My writings about baseball, with a strong statistical & machine learning slant.

Tuesday, November 16, 2010

Why R makes more sense than R^2 (in looking at correlations in baseball)

I've been so far removed from baseball that I have not read Tom Tango's "The Book" blog in some time. Thankfully I recently ran into one of his posts anyway.

Here, Tom gives a succinct qualitative explanation of the difference between r and r^2 (r squared) in studies of statistical correlation. If half the data points are a direct match for a simple linear rule (e.g. equality) and the other half of the data points are random (within the same range), then your r is 1/2 and your r^2 is 1/4. It is more natural to say that the correlation is 1/2. That makes sense. The 1/4 deals with variance, which is not an intuitive concept. Tom's full article is here:

This makes me feel a whole lot clearer about the results of my fastball speed vs pitcher strikeout rates studies from last year. I looked at a variety of non-performance characteristics for pitchers, and how those helped to explain the pitchers' strikeout rates. Non-performance means that I looked at physical characteristics like age, height, weight, and (left) handedness. I also looked at which pitches they threw, how often, and how hard. By far the most relevant characteristics were fastball speed and handedness. I got about a 0.6 correlation (ie r) between those two factors and strikeout rates. That looked pretty important. However 0.3 r^2 sounded less significant.

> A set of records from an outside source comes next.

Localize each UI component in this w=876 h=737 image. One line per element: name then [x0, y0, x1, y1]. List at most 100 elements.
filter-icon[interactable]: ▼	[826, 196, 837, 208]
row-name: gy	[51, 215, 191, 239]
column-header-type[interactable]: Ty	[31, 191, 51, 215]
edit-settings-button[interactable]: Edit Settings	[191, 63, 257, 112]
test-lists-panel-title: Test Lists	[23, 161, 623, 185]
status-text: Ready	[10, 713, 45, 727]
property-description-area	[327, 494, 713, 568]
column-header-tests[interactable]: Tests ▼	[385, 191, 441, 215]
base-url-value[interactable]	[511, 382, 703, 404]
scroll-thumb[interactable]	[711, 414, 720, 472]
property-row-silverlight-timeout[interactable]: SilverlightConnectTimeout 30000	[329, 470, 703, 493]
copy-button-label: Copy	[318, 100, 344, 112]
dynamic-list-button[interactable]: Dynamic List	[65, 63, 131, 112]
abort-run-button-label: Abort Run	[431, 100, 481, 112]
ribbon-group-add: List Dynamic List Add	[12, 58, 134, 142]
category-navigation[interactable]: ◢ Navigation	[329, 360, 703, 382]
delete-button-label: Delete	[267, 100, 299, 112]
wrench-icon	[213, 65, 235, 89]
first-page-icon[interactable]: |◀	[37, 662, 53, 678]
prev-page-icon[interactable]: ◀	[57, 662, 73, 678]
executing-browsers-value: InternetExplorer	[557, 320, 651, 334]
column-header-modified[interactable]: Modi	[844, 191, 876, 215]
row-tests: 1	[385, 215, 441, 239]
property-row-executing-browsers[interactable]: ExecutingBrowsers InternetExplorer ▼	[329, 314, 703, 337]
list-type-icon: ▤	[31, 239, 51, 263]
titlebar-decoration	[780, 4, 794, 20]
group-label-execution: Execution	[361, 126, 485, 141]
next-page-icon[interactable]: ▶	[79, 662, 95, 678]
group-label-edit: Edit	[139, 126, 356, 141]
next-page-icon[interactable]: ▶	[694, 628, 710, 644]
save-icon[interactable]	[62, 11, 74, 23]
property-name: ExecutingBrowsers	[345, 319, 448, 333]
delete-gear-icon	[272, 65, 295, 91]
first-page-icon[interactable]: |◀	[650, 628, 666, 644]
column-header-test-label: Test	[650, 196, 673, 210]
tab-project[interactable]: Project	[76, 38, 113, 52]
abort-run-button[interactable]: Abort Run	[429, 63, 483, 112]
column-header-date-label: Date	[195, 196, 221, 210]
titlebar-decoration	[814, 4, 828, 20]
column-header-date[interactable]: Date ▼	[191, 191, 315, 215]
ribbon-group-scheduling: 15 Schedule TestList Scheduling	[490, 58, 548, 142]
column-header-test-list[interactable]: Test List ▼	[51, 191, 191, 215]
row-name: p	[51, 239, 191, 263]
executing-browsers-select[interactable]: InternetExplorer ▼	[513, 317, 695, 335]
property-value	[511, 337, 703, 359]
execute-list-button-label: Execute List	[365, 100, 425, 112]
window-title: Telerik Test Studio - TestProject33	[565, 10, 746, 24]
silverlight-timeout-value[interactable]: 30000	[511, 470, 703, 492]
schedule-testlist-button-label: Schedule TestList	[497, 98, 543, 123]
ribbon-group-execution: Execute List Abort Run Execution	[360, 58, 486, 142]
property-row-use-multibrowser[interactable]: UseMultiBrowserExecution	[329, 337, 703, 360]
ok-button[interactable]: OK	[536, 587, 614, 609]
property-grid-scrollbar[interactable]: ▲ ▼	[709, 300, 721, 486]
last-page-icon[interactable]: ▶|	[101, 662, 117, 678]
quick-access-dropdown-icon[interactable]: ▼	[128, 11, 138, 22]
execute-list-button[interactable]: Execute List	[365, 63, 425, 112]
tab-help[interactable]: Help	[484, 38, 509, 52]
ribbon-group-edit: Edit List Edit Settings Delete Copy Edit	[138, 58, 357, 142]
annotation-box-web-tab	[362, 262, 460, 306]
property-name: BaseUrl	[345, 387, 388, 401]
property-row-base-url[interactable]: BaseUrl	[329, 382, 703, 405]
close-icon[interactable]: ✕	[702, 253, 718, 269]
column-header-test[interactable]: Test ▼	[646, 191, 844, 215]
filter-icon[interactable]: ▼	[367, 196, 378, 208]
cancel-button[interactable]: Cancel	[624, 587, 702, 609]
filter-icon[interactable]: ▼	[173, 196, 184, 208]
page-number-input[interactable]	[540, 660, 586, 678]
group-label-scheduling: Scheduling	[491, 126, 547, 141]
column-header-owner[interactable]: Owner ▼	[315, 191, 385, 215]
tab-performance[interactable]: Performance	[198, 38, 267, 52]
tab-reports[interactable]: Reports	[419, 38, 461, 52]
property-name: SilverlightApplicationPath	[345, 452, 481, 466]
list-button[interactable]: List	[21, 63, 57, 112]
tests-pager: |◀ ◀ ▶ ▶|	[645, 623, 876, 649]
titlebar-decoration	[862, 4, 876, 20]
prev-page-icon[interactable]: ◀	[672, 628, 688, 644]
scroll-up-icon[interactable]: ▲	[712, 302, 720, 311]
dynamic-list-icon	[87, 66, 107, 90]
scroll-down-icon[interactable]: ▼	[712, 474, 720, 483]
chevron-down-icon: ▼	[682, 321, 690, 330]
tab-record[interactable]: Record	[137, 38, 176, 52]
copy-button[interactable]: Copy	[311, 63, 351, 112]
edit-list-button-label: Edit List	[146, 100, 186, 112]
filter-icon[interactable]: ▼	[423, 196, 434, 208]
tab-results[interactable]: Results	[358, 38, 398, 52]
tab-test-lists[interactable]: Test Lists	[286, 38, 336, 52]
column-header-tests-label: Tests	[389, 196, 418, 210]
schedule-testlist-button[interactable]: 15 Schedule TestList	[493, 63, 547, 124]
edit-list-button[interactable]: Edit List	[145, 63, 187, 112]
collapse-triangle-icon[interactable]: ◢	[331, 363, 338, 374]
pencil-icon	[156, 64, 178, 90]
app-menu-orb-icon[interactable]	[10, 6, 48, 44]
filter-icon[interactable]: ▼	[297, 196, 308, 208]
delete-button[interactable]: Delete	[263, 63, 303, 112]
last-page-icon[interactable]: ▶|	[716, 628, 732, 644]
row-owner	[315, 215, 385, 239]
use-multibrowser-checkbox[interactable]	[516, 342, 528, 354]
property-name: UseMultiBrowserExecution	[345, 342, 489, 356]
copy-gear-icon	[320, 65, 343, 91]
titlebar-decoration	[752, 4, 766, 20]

What that means that is that fastball speed and handedness explain "only" 36% of the inter-pitcher variance in strikeout rates, but they explain about 60% of the difference in terms of standard deviation. Or at least that's how I will think of it from now on. What I found was significant, and I believe interesting. It has not gotten much run in the nerd baseball press, but perhaps this is because I did not promote it. That won't change. But if you are interested, look for some of my articles from the winter of 2009-2010. I have not seen anyone write about this before or since. Although I haven't checked recently.

For what it's worth, it seems like teams are valuing (left) handedness and fastball speed more highly in prospects than ever before. This is not surprising; sports always tends to evolve that way. As money increases and the talent pool grows, rare ability and "natural" talents takes precedence over common ability and "refined" talents and experience. Just consider players like Amar'e Stoudemire in the NBA. That is why I thought that Aroldis Chapman was a bargain for the Reds, purely based on his fastball speed and handedness.

At some point, I should go back and see how the rest of my predictions fared, including my 2010 IP and ERA projections for all MLB pitchers. But that would require more effort than writing a short article like this one.